Levi went still. “You what?”

“You heard me.” She turned back to the plane, running her hand along a series of bullet holes in the fuselage. “This is a cartel-monitored strip. I'm running humanitarian aid. I give them a cut; they leave me alone.”

“And they're just going to ignore the fact that you showed up with a shot-to-hell plane and a bleeding passenger?”

She straightened, meeting his gaze. “That depends on whether you can keep your mouth shut and play the part of a civilian I picked up in a firefight.”

“What makes you think I'm not a civilian?”

Her smile was sharp, humorless. “Because civilians don't carry military-grade demolition kits and blow up escape paths with surgical precision.”

He closed one eye and stared at her for a moment. “Touché.” He shifted his weight, trying to ease the pressure on his leg, and nearly went down. Willow moved fast, catching his arm and hauling him toward the hangar.
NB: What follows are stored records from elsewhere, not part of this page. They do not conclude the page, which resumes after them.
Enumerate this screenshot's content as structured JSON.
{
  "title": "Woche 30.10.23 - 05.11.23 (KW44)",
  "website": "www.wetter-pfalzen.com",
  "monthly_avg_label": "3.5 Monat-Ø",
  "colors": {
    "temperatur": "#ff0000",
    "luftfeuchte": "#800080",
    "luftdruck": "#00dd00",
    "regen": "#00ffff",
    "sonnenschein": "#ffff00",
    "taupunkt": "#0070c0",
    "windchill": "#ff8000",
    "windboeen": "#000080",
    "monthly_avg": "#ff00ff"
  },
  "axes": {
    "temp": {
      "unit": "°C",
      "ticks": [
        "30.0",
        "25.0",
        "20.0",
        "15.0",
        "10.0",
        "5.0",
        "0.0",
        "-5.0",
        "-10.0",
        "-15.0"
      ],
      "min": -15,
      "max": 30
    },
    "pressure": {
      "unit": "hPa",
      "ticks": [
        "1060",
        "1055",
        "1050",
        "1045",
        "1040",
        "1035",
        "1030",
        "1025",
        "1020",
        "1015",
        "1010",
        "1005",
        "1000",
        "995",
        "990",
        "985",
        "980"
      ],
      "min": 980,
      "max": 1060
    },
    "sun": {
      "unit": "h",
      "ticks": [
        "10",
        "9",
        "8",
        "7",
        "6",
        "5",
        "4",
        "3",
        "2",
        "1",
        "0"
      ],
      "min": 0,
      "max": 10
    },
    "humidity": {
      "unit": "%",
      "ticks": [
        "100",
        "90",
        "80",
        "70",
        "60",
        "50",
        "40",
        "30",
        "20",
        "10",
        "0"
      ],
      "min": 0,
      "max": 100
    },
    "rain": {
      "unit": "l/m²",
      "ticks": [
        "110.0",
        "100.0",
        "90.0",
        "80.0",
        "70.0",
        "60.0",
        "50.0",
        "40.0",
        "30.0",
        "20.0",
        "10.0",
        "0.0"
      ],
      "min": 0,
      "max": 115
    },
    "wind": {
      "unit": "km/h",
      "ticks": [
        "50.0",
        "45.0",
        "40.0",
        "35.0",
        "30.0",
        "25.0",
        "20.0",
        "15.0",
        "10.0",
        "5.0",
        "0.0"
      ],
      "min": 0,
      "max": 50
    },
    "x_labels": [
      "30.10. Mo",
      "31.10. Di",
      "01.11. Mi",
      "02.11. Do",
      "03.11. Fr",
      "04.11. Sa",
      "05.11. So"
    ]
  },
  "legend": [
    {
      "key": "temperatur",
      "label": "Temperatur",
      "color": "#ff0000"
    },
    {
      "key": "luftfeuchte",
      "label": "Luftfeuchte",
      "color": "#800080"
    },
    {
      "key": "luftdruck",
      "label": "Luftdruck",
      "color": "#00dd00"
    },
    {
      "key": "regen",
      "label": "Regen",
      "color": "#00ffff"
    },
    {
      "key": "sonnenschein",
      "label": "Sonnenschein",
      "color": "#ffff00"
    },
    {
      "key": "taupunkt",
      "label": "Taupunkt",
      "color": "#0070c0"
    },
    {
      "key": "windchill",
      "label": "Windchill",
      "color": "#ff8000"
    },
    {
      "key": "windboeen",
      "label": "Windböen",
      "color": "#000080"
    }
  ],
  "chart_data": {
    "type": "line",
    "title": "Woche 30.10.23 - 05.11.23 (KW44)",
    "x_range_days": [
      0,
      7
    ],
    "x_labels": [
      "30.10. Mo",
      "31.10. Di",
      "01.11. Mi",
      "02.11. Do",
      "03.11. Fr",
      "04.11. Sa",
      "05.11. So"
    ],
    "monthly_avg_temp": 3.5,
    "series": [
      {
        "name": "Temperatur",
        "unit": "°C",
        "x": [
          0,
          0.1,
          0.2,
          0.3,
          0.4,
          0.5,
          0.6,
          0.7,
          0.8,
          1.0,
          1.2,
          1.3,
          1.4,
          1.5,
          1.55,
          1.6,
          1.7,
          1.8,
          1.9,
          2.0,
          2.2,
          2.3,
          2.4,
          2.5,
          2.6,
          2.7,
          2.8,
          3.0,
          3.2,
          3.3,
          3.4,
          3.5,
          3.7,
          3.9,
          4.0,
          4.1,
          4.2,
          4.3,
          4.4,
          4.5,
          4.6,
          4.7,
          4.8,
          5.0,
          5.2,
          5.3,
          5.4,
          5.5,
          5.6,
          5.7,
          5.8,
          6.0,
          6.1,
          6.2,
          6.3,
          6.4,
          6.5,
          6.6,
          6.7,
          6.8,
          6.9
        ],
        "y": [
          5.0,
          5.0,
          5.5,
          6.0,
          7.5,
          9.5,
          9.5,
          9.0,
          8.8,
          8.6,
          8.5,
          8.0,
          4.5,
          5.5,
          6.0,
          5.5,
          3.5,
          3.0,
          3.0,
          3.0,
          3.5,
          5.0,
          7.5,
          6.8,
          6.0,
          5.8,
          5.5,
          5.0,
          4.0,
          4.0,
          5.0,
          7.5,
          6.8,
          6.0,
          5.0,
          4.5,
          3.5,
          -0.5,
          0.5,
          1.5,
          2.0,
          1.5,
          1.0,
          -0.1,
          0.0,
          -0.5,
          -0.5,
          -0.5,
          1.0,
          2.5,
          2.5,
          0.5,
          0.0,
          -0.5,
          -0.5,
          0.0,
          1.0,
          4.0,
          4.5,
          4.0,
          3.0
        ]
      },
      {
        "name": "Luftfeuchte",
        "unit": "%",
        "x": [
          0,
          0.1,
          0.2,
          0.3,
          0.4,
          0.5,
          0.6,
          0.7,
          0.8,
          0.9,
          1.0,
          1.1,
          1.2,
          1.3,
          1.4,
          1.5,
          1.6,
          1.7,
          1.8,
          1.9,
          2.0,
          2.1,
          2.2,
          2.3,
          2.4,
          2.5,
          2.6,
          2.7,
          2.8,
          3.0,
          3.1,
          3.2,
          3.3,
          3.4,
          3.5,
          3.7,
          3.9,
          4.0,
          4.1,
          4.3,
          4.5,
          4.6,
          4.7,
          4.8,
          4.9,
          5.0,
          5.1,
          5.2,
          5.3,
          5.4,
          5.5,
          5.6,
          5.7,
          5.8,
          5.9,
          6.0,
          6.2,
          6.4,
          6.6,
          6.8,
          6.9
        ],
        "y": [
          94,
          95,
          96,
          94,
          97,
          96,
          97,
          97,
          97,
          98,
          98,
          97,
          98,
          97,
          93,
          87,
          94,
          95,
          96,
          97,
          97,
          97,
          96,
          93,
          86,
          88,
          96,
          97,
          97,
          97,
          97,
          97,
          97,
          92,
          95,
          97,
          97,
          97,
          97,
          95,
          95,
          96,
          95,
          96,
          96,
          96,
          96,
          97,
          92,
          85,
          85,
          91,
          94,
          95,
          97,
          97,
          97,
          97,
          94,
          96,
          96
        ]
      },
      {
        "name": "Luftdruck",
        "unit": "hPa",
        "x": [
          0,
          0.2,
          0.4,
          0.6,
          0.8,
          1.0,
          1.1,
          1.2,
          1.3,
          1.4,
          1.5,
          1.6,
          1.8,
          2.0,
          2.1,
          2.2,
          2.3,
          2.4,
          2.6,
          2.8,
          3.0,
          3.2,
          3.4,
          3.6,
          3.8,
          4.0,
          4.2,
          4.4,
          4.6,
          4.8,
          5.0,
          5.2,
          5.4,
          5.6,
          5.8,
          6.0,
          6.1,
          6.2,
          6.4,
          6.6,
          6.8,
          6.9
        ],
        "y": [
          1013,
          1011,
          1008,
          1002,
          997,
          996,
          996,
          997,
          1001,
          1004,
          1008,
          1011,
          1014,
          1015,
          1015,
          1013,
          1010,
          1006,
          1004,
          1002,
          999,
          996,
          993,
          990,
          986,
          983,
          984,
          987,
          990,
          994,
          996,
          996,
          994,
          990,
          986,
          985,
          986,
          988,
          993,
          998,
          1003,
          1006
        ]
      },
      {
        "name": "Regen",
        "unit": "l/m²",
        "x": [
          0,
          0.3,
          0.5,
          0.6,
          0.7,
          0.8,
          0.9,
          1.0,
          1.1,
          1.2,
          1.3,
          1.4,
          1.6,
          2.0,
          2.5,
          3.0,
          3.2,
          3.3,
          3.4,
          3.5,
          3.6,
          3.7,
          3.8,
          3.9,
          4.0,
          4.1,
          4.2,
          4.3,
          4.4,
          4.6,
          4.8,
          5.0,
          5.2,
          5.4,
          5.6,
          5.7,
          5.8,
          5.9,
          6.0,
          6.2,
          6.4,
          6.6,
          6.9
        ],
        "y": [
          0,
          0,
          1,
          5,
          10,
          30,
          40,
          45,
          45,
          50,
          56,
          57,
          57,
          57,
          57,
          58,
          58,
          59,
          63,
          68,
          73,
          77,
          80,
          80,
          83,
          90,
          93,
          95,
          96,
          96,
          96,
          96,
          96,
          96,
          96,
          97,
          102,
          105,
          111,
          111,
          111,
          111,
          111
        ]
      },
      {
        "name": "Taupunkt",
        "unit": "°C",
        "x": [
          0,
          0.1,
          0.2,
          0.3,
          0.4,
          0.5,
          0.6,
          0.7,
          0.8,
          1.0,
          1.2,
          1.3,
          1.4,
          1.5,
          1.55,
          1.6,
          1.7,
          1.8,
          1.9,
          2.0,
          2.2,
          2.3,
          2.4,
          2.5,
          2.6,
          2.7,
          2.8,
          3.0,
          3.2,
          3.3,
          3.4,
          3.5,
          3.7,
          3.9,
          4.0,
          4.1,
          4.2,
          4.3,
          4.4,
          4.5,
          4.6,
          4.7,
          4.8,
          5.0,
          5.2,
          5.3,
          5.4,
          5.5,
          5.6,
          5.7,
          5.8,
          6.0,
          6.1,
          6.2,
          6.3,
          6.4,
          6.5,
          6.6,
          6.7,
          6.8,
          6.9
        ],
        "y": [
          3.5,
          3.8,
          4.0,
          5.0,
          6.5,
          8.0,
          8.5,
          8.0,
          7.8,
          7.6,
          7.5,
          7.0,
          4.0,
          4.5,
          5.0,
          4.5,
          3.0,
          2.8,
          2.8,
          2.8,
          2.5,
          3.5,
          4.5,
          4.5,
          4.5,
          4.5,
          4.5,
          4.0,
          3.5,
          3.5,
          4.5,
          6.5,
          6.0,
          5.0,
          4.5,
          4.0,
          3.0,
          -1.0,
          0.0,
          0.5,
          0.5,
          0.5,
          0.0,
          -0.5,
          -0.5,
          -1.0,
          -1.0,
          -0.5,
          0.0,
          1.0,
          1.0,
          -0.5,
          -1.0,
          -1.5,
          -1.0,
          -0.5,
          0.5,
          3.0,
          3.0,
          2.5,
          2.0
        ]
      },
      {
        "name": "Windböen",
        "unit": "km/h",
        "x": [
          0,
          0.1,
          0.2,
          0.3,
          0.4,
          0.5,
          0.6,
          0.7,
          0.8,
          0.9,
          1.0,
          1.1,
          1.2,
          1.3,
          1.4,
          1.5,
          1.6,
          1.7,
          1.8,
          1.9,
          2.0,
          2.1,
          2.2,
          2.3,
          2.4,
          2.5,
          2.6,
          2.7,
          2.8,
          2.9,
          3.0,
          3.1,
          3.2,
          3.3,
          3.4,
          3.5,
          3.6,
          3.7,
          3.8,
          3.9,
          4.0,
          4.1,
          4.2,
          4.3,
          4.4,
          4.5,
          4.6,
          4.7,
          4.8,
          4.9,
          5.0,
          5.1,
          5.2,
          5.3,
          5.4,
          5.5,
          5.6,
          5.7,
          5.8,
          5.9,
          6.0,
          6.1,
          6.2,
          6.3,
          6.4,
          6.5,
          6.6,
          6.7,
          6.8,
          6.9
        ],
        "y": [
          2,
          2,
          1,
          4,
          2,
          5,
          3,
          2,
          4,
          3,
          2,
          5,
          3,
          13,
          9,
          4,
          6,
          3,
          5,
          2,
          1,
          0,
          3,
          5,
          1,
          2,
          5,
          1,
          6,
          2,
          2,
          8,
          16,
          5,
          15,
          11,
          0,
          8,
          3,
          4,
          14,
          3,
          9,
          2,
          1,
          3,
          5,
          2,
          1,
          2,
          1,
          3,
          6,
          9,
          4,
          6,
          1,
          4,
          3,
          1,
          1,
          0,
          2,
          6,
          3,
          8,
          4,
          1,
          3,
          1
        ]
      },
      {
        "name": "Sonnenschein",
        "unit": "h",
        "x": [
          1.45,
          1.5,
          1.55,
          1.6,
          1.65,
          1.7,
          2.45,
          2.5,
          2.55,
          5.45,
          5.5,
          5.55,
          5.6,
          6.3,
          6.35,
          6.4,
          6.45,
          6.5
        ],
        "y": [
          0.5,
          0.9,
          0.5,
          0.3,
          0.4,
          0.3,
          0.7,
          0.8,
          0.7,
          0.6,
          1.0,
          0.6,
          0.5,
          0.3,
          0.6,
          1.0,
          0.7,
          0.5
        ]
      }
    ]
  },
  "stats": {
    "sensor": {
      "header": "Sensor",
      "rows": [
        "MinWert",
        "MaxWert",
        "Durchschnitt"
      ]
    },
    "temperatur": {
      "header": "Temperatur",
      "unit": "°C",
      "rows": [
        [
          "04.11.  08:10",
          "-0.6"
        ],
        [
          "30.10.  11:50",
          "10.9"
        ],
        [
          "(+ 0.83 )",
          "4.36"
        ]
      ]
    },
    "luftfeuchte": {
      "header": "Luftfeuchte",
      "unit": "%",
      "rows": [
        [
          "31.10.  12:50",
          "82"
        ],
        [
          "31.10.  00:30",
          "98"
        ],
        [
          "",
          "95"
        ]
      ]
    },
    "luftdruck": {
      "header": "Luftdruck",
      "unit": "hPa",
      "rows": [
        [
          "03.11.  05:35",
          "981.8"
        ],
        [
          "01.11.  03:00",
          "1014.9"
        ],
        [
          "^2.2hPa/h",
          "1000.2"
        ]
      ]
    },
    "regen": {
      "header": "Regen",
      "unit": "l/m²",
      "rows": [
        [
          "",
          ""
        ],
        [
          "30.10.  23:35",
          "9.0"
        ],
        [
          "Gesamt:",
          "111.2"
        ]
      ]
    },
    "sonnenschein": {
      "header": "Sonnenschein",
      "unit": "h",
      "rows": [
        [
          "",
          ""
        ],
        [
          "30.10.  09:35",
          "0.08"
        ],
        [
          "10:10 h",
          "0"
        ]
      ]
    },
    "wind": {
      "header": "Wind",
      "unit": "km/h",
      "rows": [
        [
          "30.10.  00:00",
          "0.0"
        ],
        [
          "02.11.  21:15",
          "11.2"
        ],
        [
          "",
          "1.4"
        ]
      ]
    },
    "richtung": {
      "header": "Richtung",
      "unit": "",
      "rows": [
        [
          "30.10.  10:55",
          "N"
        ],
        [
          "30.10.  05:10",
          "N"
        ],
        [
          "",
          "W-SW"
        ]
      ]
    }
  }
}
She was stronger than she looked, wiry muscle beneath the sweat-stained shirt.

“Come on, sunshine,” she muttered. “Let's get you patched up before you bleed out on my runway.”

“Sunshine?”

“You were grinning like an idiot when I picked you up. Seemed appropriate.”

Despite everything, the pain, the blood loss, the fact that he was stranded in hostile territory with a woman who was clearly lying about her identity, Levi laughed. A real laugh, rough and genuine.

“Fair enough,” he said, letting her half-carry him into the darkness of the hangar. “Fair enough.”

The smell hit him as soon as they crossed the threshold. The first thing he smelled was aviation fuel mixed with old oil and something else. Something metallic and sharp. Shit. He stopped and looked at her. “Blood. Old blood.”

And in the shadows at the back of the hangar, he caught movement.

They weren't alone. What the fuck had he done? He’d fucking jumped off the griddle and into the fire.